Backdoor Token Unlearning: Exposing and Defending Backdoors in Pretrained Language Models
Peihai Jiang 1, Xixiang Lyu 1, Yige Li 2, Jing Ma 1
Published on arXiv
2501.03272
Model Poisoning
OWASP ML Top 10 — ML10
Key Finding
BTU substantially reduces backdoor attack success rates across four attack types and three datasets while preserving downstream task accuracy during supervised fine-tuning of pretrained language models.

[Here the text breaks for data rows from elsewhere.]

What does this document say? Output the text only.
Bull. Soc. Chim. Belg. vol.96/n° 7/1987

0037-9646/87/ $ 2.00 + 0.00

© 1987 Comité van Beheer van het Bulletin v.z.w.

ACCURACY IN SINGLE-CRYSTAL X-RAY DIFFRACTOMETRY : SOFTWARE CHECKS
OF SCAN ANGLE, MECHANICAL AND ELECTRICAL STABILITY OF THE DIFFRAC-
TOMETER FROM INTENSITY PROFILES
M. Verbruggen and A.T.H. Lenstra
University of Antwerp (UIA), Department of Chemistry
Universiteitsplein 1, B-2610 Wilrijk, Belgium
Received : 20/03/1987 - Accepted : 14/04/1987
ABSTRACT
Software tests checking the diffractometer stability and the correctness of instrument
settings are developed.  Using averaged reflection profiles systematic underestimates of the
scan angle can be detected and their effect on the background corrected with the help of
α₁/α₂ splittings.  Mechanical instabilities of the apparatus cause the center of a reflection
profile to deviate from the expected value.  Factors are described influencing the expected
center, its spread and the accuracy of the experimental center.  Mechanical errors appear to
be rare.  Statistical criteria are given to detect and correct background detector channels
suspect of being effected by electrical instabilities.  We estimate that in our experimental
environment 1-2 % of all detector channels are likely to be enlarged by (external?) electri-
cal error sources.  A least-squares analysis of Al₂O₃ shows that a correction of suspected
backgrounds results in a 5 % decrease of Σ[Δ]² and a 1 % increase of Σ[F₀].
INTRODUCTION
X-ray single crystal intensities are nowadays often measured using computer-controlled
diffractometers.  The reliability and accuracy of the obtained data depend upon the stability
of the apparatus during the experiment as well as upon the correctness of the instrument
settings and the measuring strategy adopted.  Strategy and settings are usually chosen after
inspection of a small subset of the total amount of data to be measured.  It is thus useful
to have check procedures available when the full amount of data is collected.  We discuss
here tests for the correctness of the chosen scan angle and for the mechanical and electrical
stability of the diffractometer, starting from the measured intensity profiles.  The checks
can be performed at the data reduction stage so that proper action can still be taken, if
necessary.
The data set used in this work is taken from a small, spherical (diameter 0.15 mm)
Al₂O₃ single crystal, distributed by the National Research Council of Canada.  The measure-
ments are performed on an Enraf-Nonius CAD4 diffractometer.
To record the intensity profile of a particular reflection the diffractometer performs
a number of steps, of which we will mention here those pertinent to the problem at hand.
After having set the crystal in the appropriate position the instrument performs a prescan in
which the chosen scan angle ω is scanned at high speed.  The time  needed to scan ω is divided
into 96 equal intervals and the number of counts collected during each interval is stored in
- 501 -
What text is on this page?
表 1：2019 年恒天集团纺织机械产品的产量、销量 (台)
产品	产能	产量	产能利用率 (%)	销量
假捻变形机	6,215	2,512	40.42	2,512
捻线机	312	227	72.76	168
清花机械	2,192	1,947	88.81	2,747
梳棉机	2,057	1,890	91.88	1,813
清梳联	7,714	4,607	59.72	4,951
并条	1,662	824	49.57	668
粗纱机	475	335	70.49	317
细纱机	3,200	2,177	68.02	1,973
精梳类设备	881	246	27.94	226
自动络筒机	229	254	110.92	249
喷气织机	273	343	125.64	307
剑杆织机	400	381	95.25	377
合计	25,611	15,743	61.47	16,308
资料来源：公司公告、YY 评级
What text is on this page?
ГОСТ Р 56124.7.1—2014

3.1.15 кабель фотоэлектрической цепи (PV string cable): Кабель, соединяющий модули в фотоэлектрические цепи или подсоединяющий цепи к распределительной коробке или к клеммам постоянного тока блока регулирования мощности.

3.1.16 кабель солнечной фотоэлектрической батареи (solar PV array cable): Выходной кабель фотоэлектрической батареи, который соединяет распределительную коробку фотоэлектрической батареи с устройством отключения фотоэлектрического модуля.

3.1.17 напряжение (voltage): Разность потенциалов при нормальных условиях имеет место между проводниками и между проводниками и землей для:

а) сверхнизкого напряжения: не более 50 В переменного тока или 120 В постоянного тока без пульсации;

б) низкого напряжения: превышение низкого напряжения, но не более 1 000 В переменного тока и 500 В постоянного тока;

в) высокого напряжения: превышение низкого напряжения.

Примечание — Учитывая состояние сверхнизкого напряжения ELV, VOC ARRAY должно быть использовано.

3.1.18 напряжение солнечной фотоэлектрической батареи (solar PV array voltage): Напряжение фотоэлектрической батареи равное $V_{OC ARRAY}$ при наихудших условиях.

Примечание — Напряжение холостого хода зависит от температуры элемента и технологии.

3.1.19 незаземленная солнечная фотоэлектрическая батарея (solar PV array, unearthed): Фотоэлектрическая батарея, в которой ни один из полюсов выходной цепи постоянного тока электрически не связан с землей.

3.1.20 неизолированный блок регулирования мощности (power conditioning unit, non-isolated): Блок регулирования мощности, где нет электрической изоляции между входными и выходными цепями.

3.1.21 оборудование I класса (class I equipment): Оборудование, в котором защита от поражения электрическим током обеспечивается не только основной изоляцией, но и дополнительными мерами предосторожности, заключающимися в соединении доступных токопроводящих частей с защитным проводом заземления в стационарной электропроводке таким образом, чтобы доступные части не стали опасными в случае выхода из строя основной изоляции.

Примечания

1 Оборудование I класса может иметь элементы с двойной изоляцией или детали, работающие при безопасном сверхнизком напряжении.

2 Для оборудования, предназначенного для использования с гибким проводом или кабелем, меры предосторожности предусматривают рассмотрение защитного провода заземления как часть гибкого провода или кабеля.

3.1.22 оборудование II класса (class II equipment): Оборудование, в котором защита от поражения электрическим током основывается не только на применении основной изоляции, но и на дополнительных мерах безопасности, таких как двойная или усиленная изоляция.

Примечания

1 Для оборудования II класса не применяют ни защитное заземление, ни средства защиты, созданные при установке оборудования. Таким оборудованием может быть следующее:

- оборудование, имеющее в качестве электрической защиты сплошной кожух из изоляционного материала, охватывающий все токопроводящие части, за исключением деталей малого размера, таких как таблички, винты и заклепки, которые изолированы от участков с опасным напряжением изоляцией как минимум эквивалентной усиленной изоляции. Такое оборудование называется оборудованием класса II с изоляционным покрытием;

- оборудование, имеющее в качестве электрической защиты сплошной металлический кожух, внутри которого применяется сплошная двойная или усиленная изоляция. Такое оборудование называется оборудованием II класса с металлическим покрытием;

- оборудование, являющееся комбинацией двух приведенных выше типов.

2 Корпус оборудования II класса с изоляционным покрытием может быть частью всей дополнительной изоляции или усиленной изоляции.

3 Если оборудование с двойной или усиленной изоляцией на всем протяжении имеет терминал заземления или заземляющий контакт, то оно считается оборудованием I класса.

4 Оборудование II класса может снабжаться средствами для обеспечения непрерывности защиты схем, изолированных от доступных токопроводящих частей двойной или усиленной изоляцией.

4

BTU (Backdoor Token Unlearning)
Novel technique introduced
Supervised fine-tuning has become the predominant method for adapting large pretrained models to downstream tasks. However, recent studies have revealed that these models are vulnerable to backdoor attacks, where even a small number of malicious samples can successfully embed backdoor triggers into the model. While most existing defense methods focus on post-training backdoor defense, efficiently defending against backdoor attacks during training phase remains largely unexplored. To address this gap, we propose a novel defense method called Backdoor Token Unlearning (BTU), which proactively detects and neutralizes trigger tokens during the training stage. Our work is based on two key findings: 1) backdoor learning causes distinctive differences between backdoor token parameters and clean token parameters in word embedding layers, and 2) the success of backdoor attacks heavily depends on backdoor token parameters. The BTU defense leverages these properties to identify aberrant embedding parameters and subsequently removes backdoor behaviors using a fine-grained unlearning technique. Extensive evaluations across three datasets and four types of backdoor attacks demonstrate that BTU effectively defends against these threats while preserving the model's performance on primary tasks. Our code is available at https://github.com/XDJPH/BTU.
Key Contributions
- Identifies that backdoor learning causes distinctive differences in word embedding parameters between trigger tokens and clean tokens, and that backdoor activation depends heavily on these trigger token embeddings
- Proposes BTU (Backdoor Token Unlearning), a two-stage anti-backdoor training defense: (1) detect top-α% aberrant embedding parameters as backdoor-related, (2) replace them with benign padding token embeddings
- Demonstrates effectiveness across three datasets and four NLP backdoor attack types (rare word, style, syntactic, etc.) with minimal clean task accuracy degradation
🛡️ Threat Analysis
Primary contribution is a defense against backdoor/trojan attacks in pretrained language models — BTU detects trigger tokens via anomalous embedding parameters and neutralizes them using a fine-grained unlearning technique during training, directly targeting the hidden trigger-based behavior that defines ML10.